Sitting down for long periods of time has been shown to be bad for the health but a new study has found that fidgeting may be able to negate adverse effects associated with sedentary lifestyles.

Published in the American Journal of Preventive Medicine, the study reported than increased risks of death related to sitting for long periods of time was only found in individuals who didn't consider themselves to be fidgeters. The researchers didn't find increased risk based on longer sitting times between women who lived active lifestyles on the overall and those who are very or moderately fidgety.

Even when adults meet ideal requirements for sleep and physical activity, it is still possible for them to spend the bulk of their day (sometimes up to 15 hours!) sitting down.

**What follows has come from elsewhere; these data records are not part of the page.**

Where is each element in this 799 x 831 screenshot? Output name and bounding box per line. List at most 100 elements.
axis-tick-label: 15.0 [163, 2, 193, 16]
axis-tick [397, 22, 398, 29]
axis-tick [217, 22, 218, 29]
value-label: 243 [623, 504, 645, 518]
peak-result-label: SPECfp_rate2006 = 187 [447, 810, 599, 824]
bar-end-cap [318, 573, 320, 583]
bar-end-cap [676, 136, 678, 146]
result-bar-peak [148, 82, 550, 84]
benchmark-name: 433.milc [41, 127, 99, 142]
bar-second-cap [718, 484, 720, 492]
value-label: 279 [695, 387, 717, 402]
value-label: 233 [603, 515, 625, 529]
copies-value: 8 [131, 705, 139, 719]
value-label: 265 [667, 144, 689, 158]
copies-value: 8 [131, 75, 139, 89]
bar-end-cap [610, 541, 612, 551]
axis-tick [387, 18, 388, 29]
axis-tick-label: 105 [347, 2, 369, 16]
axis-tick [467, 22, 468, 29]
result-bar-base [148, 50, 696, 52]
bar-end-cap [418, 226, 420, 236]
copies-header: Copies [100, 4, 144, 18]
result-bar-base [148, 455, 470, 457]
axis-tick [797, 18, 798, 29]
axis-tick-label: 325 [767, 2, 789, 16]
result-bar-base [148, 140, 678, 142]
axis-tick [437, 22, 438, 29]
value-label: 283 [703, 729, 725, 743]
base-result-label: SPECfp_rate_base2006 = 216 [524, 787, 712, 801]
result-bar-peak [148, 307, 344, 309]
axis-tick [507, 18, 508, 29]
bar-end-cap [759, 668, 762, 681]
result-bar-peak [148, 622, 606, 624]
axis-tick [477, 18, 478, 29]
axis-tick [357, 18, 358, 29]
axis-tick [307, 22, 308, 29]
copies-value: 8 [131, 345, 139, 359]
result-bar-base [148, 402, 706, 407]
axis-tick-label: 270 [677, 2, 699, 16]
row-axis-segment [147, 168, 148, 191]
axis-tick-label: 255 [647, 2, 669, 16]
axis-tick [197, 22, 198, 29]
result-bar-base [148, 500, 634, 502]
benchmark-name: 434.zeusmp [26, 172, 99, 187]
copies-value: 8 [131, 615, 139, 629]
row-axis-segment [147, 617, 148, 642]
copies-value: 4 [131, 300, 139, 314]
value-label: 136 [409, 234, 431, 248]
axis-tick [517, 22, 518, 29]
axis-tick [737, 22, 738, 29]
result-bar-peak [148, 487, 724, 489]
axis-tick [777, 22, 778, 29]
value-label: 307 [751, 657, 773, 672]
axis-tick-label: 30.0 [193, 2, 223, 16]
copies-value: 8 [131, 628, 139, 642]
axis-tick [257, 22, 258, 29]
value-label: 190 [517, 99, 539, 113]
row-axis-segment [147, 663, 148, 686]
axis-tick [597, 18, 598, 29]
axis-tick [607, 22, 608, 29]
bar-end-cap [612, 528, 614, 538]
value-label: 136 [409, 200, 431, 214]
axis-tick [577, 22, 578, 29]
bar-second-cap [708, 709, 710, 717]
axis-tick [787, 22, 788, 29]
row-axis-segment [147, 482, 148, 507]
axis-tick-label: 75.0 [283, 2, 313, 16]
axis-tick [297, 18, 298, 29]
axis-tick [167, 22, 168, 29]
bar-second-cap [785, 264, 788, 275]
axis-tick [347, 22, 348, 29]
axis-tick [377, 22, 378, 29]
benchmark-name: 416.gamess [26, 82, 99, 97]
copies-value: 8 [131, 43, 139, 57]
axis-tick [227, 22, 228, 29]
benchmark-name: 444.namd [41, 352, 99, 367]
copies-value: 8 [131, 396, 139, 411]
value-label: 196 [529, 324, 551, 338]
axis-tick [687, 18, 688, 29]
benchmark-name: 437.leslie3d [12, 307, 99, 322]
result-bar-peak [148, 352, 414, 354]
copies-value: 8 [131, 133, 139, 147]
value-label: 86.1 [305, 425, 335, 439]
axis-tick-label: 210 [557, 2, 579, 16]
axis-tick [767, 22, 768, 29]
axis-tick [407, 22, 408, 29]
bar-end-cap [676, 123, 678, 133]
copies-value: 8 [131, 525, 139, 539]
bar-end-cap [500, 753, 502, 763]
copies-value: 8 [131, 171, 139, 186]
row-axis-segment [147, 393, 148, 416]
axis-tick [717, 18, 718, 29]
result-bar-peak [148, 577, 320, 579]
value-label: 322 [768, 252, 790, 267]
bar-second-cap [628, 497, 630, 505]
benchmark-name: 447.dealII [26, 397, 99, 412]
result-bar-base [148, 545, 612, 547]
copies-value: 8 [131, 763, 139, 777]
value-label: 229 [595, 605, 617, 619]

The study then built upon growing evidence that suggested a sedentary lifestyle is bad for overall health, despite engaging in physical activity beyond work hours.

For the study, researchers examined data gathered from the University of Leeds' UK Women's Cohort Study, one of the biggest cohort studies involving the health and diet of women in the UK, involving over 35,000 women between the ages of 35 and 69. All of them were given follow-up surveys asking about health behaviors, levels of physical activity, chronic disease and fidgeting and over 14,000 responses were recorded.

Breaking sitting time has been previously found to result in better markers of good health but there was no research until now that examined if fidgeting can affect the association between death rates and sitting times.

After analyzing their data, the researchers concluded that their findings support the suggestion that sitting still for long periods of time should be avoided, with fidgeting offering enough break to have a difference despite being such a small movement.

"While further research is needed, the findings raise questions about whether the negative associations with fidgeting ... should persist if such simple movements are beneficial for our health," said Janet Cade, one of the lead authors for the study. Fidgeting is typically associated with lack of focus or rudeness.

Other authors for the study include: Darren Greenwood, Victoria Burley, Alan Gow and Gareth Hagger-Johnson.